Its response was “So when you visit Hurricane Ridge [in Olympic National Park] you can get there early, before crowds.” Okay, but looking at the map, I noticed the drive from Port Townsend to Hurricane Ridge was twice as long as from Port Angeles, so why not just drive the extra 40 minutes to Port Angeles (it’s not that far of a drive anyway), and skip Port Townsend. “Great Insight!” … then it slide the two days for Port Angeles back, but did not detect there was now a gap for the rest. Its response to “Is it worth spending three days in Port Angeles?” was “not really,” and then started pushing a visit to a B&B west because it has a “great breakfast place” … that was closed on the day we would be there. After some back and forth, I realized it was confused and booked what seemed intuitive to me.

Map of the logical route (2:53, 157 miles) versus the AI-suggested (4:57 plus a ferry = 185 miles)
Literally, “Take the long way home…”

Upon regenerating the map, I noticed it had us going back to Port Townsend, adding two hours and 28 miles to the trip home.

Grade: C- Because of the egregious errors, I would not rely on AI for travel planning. Things might change if it were able to access sites like booking to get some preliminary insight into availability and price.

TL;DR

It felt easier to interact with complete sentences rather than keywords, like one must do with search and chatbots. While good prompting helped, it was necessary to iterate. This worked especially well for coding tasks.

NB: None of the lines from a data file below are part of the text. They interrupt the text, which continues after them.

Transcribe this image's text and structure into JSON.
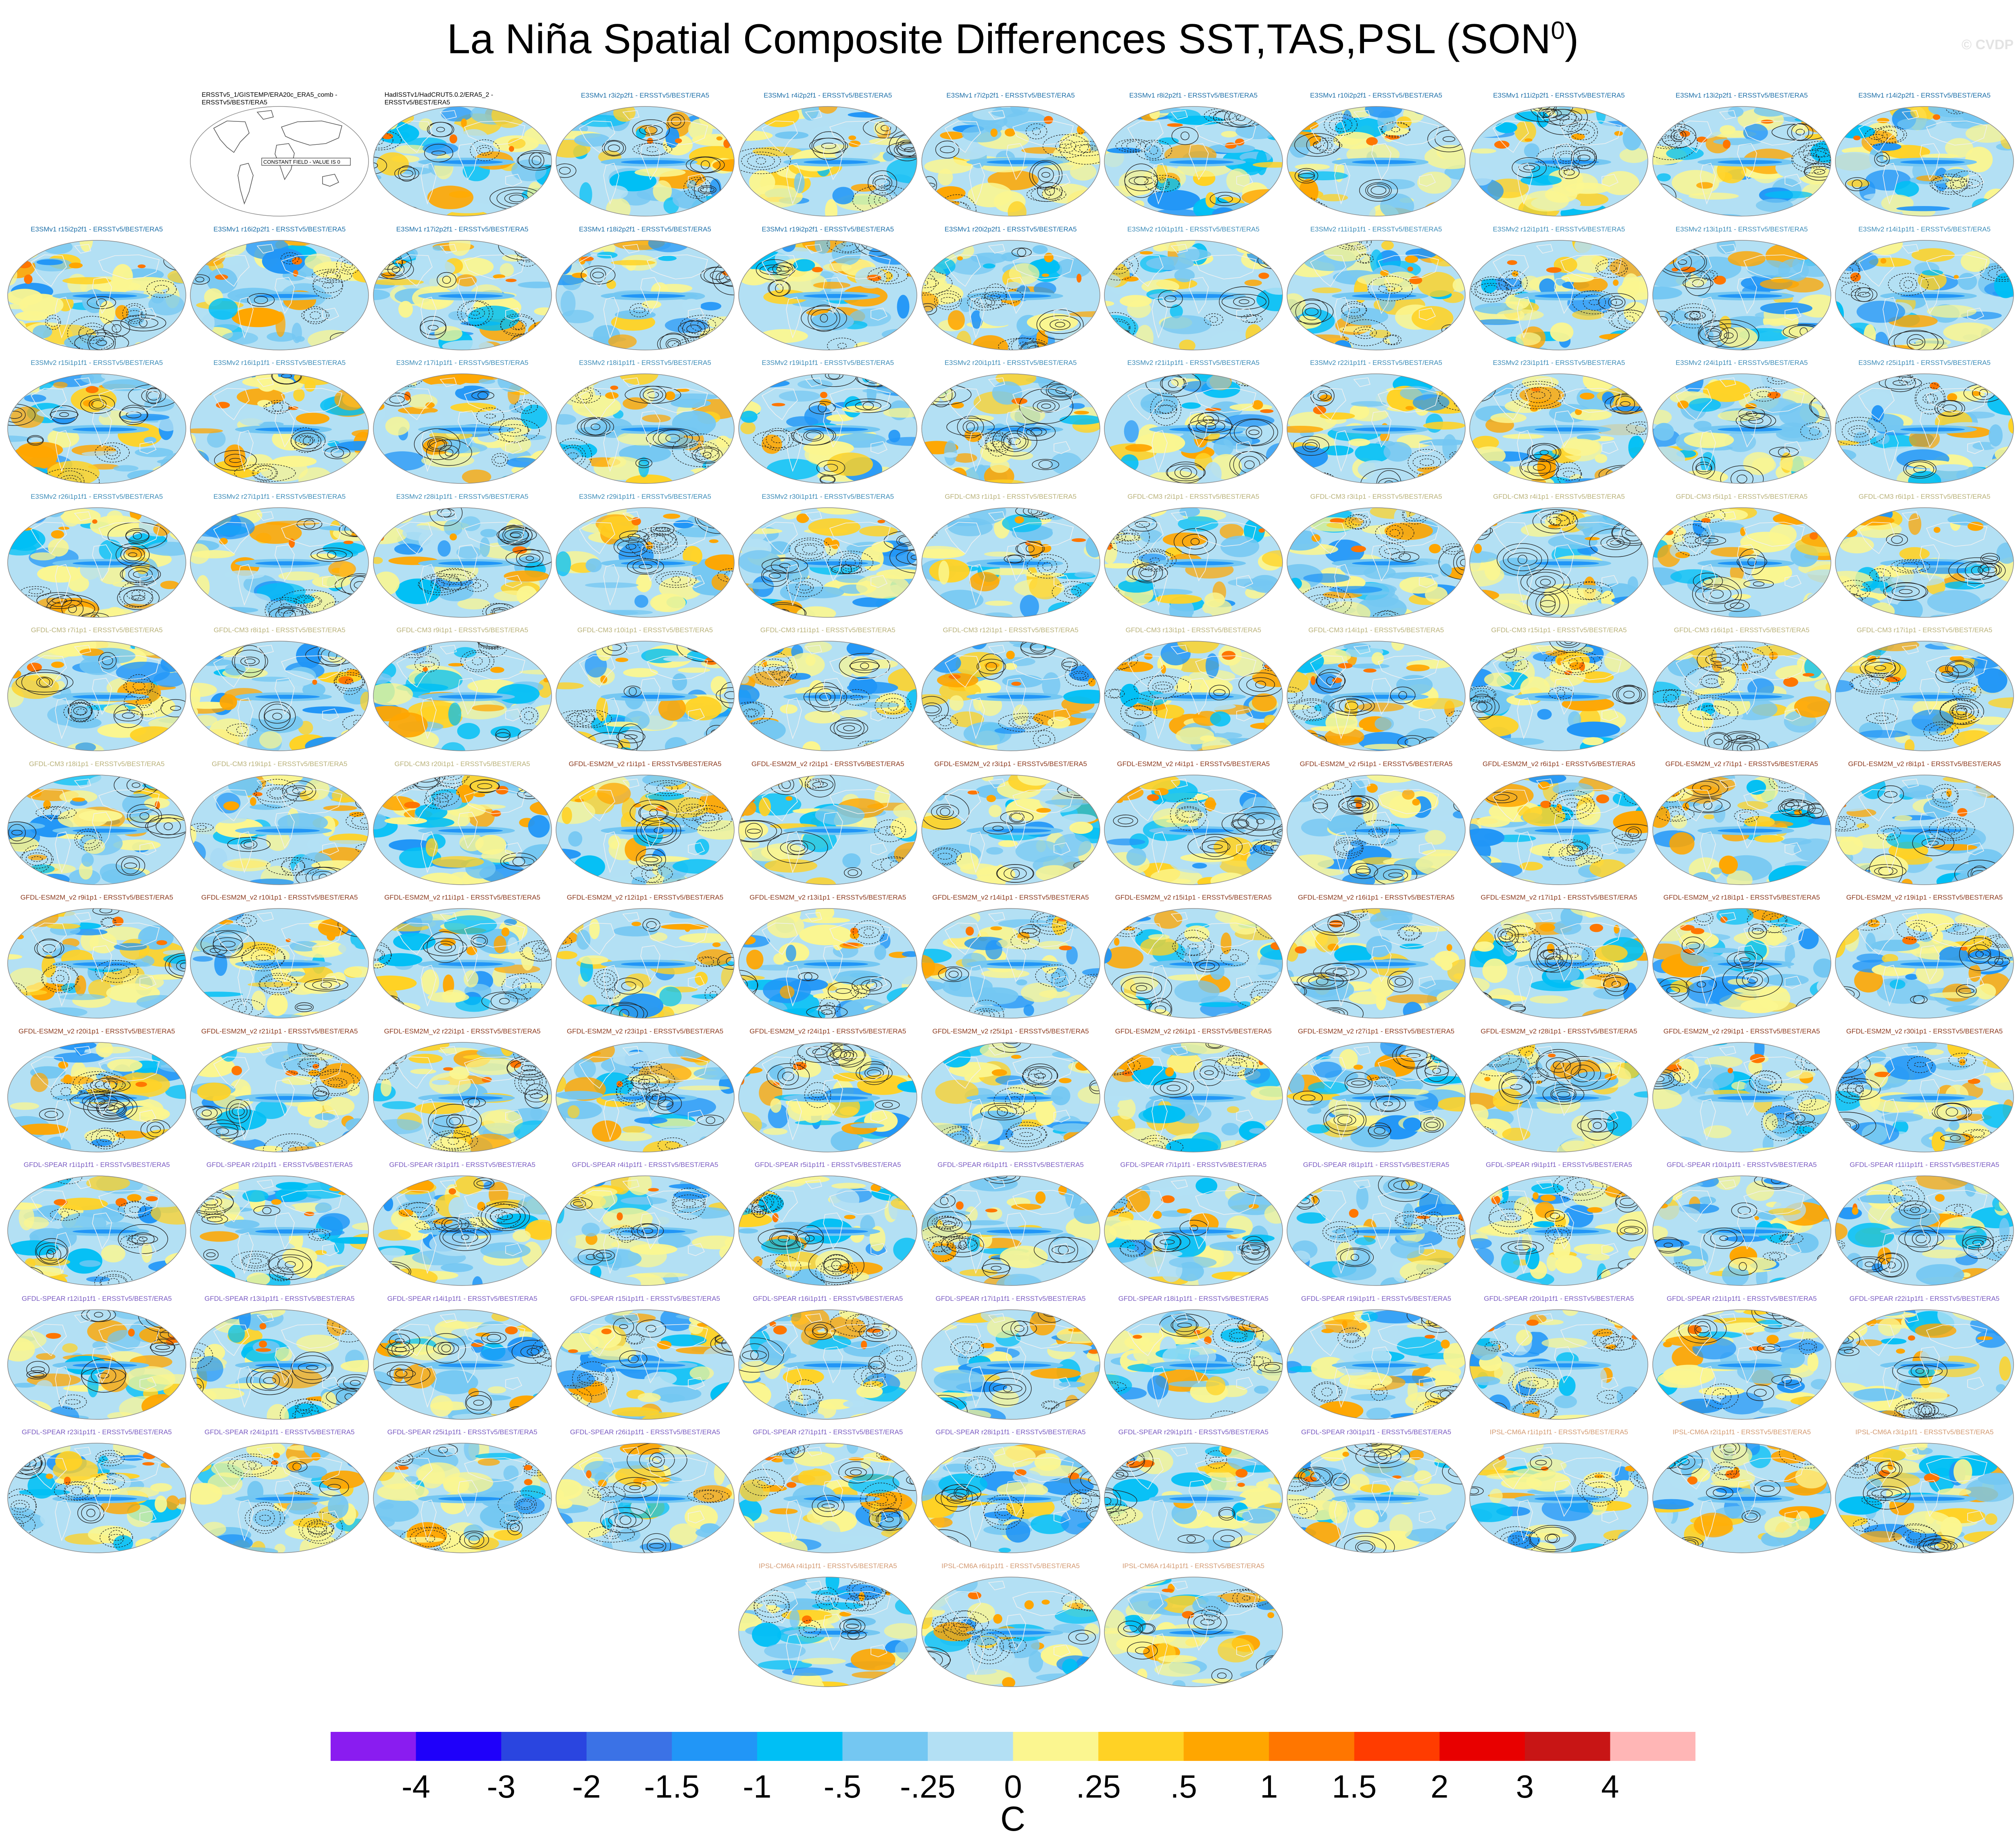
{
  "title_main": "La Niña Spatial Composite Differences SST,TAS,PSL (SON",
  "title_sup": "0",
  "title_close": ")",
  "watermark": "© CVDP",
  "colorbar": {
    "colors": [
      "#8a1cf0",
      "#1f00fa",
      "#2a45e0",
      "#3b72e6",
      "#2196f7",
      "#00bff5",
      "#74c7f2",
      "#b3e0f4",
      "#fbf690",
      "#ffd225",
      "#ffa600",
      "#ff7600",
      "#ff3c00",
      "#e80000",
      "#c81515",
      "#ffb6b6"
    ],
    "tick_labels": [
      "-4",
      "-3",
      "-2",
      "-1.5",
      "-1",
      "-.5",
      "-.25",
      "0",
      ".25",
      ".5",
      "1",
      "1.5",
      "2",
      "3",
      "4"
    ],
    "units": "C"
  },
  "obs_panels": [
    {
      "label": "ERSSTv5_1/GISTEMP/ERA20c_ERA5_comb - ERSSTv5/BEST/ERA5",
      "map_note": "CONSTANT FIELD - VALUE IS 0"
    },
    {
      "label": "HadISSTv1/HadCRUT5.0.2/ERA5_2 - ERSSTv5/BEST/ERA5"
    }
  ],
  "model_groups": [
    {
      "name": "E3SMv1",
      "color": "#1d6fa8",
      "labels": [
        "E3SMv1 r3i2p2f1 - ERSSTv5/BEST/ERA5",
        "E3SMv1 r4i2p2f1 - ERSSTv5/BEST/ERA5",
        "E3SMv1 r7i2p2f1 - ERSSTv5/BEST/ERA5",
        "E3SMv1 r8i2p2f1 - ERSSTv5/BEST/ERA5",
        "E3SMv1 r10i2p2f1 - ERSSTv5/BEST/ERA5",
        "E3SMv1 r11i2p2f1 - ERSSTv5/BEST/ERA5",
        "E3SMv1 r13i2p2f1 - ERSSTv5/BEST/ERA5",
        "E3SMv1 r14i2p2f1 - ERSSTv5/BEST/ERA5",
        "E3SMv1 r15i2p2f1 - ERSSTv5/BEST/ERA5",
        "E3SMv1 r16i2p2f1 - ERSSTv5/BEST/ERA5",
        "E3SMv1 r17i2p2f1 - ERSSTv5/BEST/ERA5",
        "E3SMv1 r18i2p2f1 - ERSSTv5/BEST/ERA5",
        "E3SMv1 r19i2p2f1 - ERSSTv5/BEST/ERA5",
        "E3SMv1 r20i2p2f1 - ERSSTv5/BEST/ERA5"
      ]
    },
    {
      "name": "E3SMv2",
      "color": "#3c8cb8",
      "labels": [
        "E3SMv2 r10i1p1f1 - ERSSTv5/BEST/ERA5",
        "E3SMv2 r11i1p1f1 - ERSSTv5/BEST/ERA5",
        "E3SMv2 r12i1p1f1 - ERSSTv5/BEST/ERA5",
        "E3SMv2 r13i1p1f1 - ERSSTv5/BEST/ERA5",
        "E3SMv2 r14i1p1f1 - ERSSTv5/BEST/ERA5",
        "E3SMv2 r15i1p1f1 - ERSSTv5/BEST/ERA5",
        "E3SMv2 r16i1p1f1 - ERSSTv5/BEST/ERA5",
        "E3SMv2 r17i1p1f1 - ERSSTv5/BEST/ERA5",
        "E3SMv2 r18i1p1f1 - ERSSTv5/BEST/ERA5",
        "E3SMv2 r19i1p1f1 - ERSSTv5/BEST/ERA5",
        "E3SMv2 r20i1p1f1 - ERSSTv5/BEST/ERA5",
        "E3SMv2 r21i1p1f1 - ERSSTv5/BEST/ERA5",
        "E3SMv2 r22i1p1f1 - ERSSTv5/BEST/ERA5",
        "E3SMv2 r23i1p1f1 - ERSSTv5/BEST/ERA5",
        "E3SMv2 r24i1p1f1 - ERSSTv5/BEST/ERA5",
        "E3SMv2 r25i1p1f1 - ERSSTv5/BEST/ERA5",
        "E3SMv2 r26i1p1f1 - ERSSTv5/BEST/ERA5",
        "E3SMv2 r27i1p1f1 - ERSSTv5/BEST/ERA5",
        "E3SMv2 r28i1p1f1 - ERSSTv5/BEST/ERA5",
        "E3SMv2 r29i1p1f1 - ERSSTv5/BEST/ERA5",
        "E3SMv2 r30i1p1f1 - ERSSTv5/BEST/ERA5"
      ]
    },
    {
      "name": "GFDL-CM3",
      "color": "#b9b27a",
      "labels": [
        "GFDL-CM3 r1i1p1 - ERSSTv5/BEST/ERA5",
        "GFDL-CM3 r2i1p1 - ERSSTv5/BEST/ERA5",
        "GFDL-CM3 r3i1p1 - ERSSTv5/BEST/ERA5",
        "GFDL-CM3 r4i1p1 - ERSSTv5/BEST/ERA5",
        "GFDL-CM3 r5i1p1 - ERSSTv5/BEST/ERA5",
        "GFDL-CM3 r6i1p1 - ERSSTv5/BEST/ERA5",
        "GFDL-CM3 r7i1p1 - ERSSTv5/BEST/ERA5",
        "GFDL-CM3 r8i1p1 - ERSSTv5/BEST/ERA5",
        "GFDL-CM3 r9i1p1 - ERSSTv5/BEST/ERA5",
        "GFDL-CM3 r10i1p1 - ERSSTv5/BEST/ERA5",
        "GFDL-CM3 r11i1p1 - ERSSTv5/BEST/ERA5",
        "GFDL-CM3 r12i1p1 - ERSSTv5/BEST/ERA5",
        "GFDL-CM3 r13i1p1 - ERSSTv5/BEST/ERA5",
        "GFDL-CM3 r14i1p1 - ERSSTv5/BEST/ERA5",
        "GFDL-CM3 r15i1p1 - ERSSTv5/BEST/ERA5",
        "GFDL-CM3 r16i1p1 - ERSSTv5/BEST/ERA5",
        "GFDL-CM3 r17i1p1 - ERSSTv5/BEST/ERA5",
        "GFDL-CM3 r18i1p1 - ERSSTv5/BEST/ERA5",
        "GFDL-CM3 r19i1p1 - ERSSTv5/BEST/ERA5",
        "GFDL-CM3 r20i1p1 - ERSSTv5/BEST/ERA5"
      ]
    },
    {
      "name": "GFDL-ESM2M_v2",
      "color": "#8c3a1e",
      "labels": [
        "GFDL-ESM2M_v2 r1i1p1 - ERSSTv5/BEST/ERA5",
        "GFDL-ESM2M_v2 r2i1p1 - ERSSTv5/BEST/ERA5",
        "GFDL-ESM2M_v2 r3i1p1 - ERSSTv5/BEST/ERA5",
        "GFDL-ESM2M_v2 r4i1p1 - ERSSTv5/BEST/ERA5",
        "GFDL-ESM2M_v2 r5i1p1 - ERSSTv5/BEST/ERA5",
        "GFDL-ESM2M_v2 r6i1p1 - ERSSTv5/BEST/ERA5",
        "GFDL-ESM2M_v2 r7i1p1 - ERSSTv5/BEST/ERA5",
        "GFDL-ESM2M_v2 r8i1p1 - ERSSTv5/BEST/ERA5",
        "GFDL-ESM2M_v2 r9i1p1 - ERSSTv5/BEST/ERA5",
        "GFDL-ESM2M_v2 r10i1p1 - ERSSTv5/BEST/ERA5",
        "GFDL-ESM2M_v2 r11i1p1 - ERSSTv5/BEST/ERA5",
        "GFDL-ESM2M_v2 r12i1p1 - ERSSTv5/BEST/ERA5",
        "GFDL-ESM2M_v2 r13i1p1 - ERSSTv5/BEST/ERA5",
        "GFDL-ESM2M_v2 r14i1p1 - ERSSTv5/BEST/ERA5",
        "GFDL-ESM2M_v2 r15i1p1 - ERSSTv5/BEST/ERA5",
        "GFDL-ESM2M_v2 r16i1p1 - ERSSTv5/BEST/ERA5",
        "GFDL-ESM2M_v2 r17i1p1 - ERSSTv5/BEST/ERA5",
        "GFDL-ESM2M_v2 r18i1p1 - ERSSTv5/BEST/ERA5",
        "GFDL-ESM2M_v2 r19i1p1 - ERSSTv5/BEST/ERA5",
        "GFDL-ESM2M_v2 r20i1p1 - ERSSTv5/BEST/ERA5",
        "GFDL-ESM2M_v2 r21i1p1 - ERSSTv5/BEST/ERA5",
        "GFDL-ESM2M_v2 r22i1p1 - ERSSTv5/BEST/ERA5",
        "GFDL-ESM2M_v2 r23i1p1 - ERSSTv5/BEST/ERA5",
        "GFDL-ESM2M_v2 r24i1p1 - ERSSTv5/BEST/ERA5",
        "GFDL-ESM2M_v2 r25i1p1 - ERSSTv5/BEST/ERA5",
        "GFDL-ESM2M_v2 r26i1p1 - ERSSTv5/BEST/ERA5",
        "GFDL-ESM2M_v2 r27i1p1 - ERSSTv5/BEST/ERA5",
        "GFDL-ESM2M_v2 r28i1p1 - ERSSTv5/BEST/ERA5",
        "GFDL-ESM2M_v2 r29i1p1 - ERSSTv5/BEST/ERA5",
        "GFDL-ESM2M_v2 r30i1p1 - ERSSTv5/BEST/ERA5"
      ]
    },
    {
      "name": "GFDL-SPEAR",
      "color": "#7a5bc2",
      "labels": [
        "GFDL-SPEAR r1i1p1f1 - ERSSTv5/BEST/ERA5",
        "GFDL-SPEAR r2i1p1f1 - ERSSTv5/BEST/ERA5",
        "GFDL-SPEAR r3i1p1f1 - ERSSTv5/BEST/ERA5",
        "GFDL-SPEAR r4i1p1f1 - ERSSTv5/BEST/ERA5",
        "GFDL-SPEAR r5i1p1f1 - ERSSTv5/BEST/ERA5",
        "GFDL-SPEAR r6i1p1f1 - ERSSTv5/BEST/ERA5",
        "GFDL-SPEAR r7i1p1f1 - ERSSTv5/BEST/ERA5",
        "GFDL-SPEAR r8i1p1f1 - ERSSTv5/BEST/ERA5",
        "GFDL-SPEAR r9i1p1f1 - ERSSTv5/BEST/ERA5",
        "GFDL-SPEAR r10i1p1f1 - ERSSTv5/BEST/ERA5",
        "GFDL-SPEAR r11i1p1f1 - ERSSTv5/BEST/ERA5",
        "GFDL-SPEAR r12i1p1f1 - ERSSTv5/BEST/ERA5",
        "GFDL-SPEAR r13i1p1f1 - ERSSTv5/BEST/ERA5",
        "GFDL-SPEAR r14i1p1f1 - ERSSTv5/BEST/ERA5",
        "GFDL-SPEAR r15i1p1f1 - ERSSTv5/BEST/ERA5",
        "GFDL-SPEAR r16i1p1f1 - ERSSTv5/BEST/ERA5",
        "GFDL-SPEAR r17i1p1f1 - ERSSTv5/BEST/ERA5",
        "GFDL-SPEAR r18i1p1f1 - ERSSTv5/BEST/ERA5",
        "GFDL-SPEAR r19i1p1f1 - ERSSTv5/BEST/ERA5",
        "GFDL-SPEAR r20i1p1f1 - ERSSTv5/BEST/ERA5",
        "GFDL-SPEAR r21i1p1f1 - ERSSTv5/BEST/ERA5",
        "GFDL-SPEAR r22i1p1f1 - ERSSTv5/BEST/ERA5",
        "GFDL-SPEAR r23i1p1f1 - ERSSTv5/BEST/ERA5",
        "GFDL-SPEAR r24i1p1f1 - ERSSTv5/BEST/ERA5",
        "GFDL-SPEAR r25i1p1f1 - ERSSTv5/BEST/ERA5",
        "GFDL-SPEAR r26i1p1f1 - ERSSTv5/BEST/ERA5",
        "GFDL-SPEAR r27i1p1f1 - ERSSTv5/BEST/ERA5",
        "GFDL-SPEAR r28i1p1f1 - ERSSTv5/BEST/ERA5",
        "GFDL-SPEAR r29i1p1f1 - ERSSTv5/BEST/ERA5",
        "GFDL-SPEAR r30i1p1f1 - ERSSTv5/BEST/ERA5"
      ]
    },
    {
      "name": "IPSL-CM6A",
      "color": "#d39a72",
      "labels": [
        "IPSL-CM6A r1i1p1f1 - ERSSTv5/BEST/ERA5",
        "IPSL-CM6A r2i1p1f1 - ERSSTv5/BEST/ERA5",
        "IPSL-CM6A r3i1p1f1 - ERSSTv5/BEST/ERA5",
        "IPSL-CM6A r4i1p1f1 - ERSSTv5/BEST/ERA5",
        "IPSL-CM6A r6i1p1f1 - ERSSTv5/BEST/ERA5",
        "IPSL-CM6A r14i1p1f1 - ERSSTv5/BEST/ERA5"
      ]
    }
  ]
}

In all tasks, I found significant errors in the AI-suggested answers, underscoring the importance of having someone double-check its work and, when it gets off track, redirect it.

In the one head-to-head test in Microsoft Power Point, the paid version of Claude performed much better than the paid version of CoPilot included with the Microsoft Office 365 subscription. I am hesitant to try an AI in Excel just yet as the data sets are not especially complex. It was nice being able to tell AI “Make all of the slide content areas have a similar top, left alignment.” I am less familiar with PowerPoint, but it sounds like there are many different ways to set style and these sometimes disagree.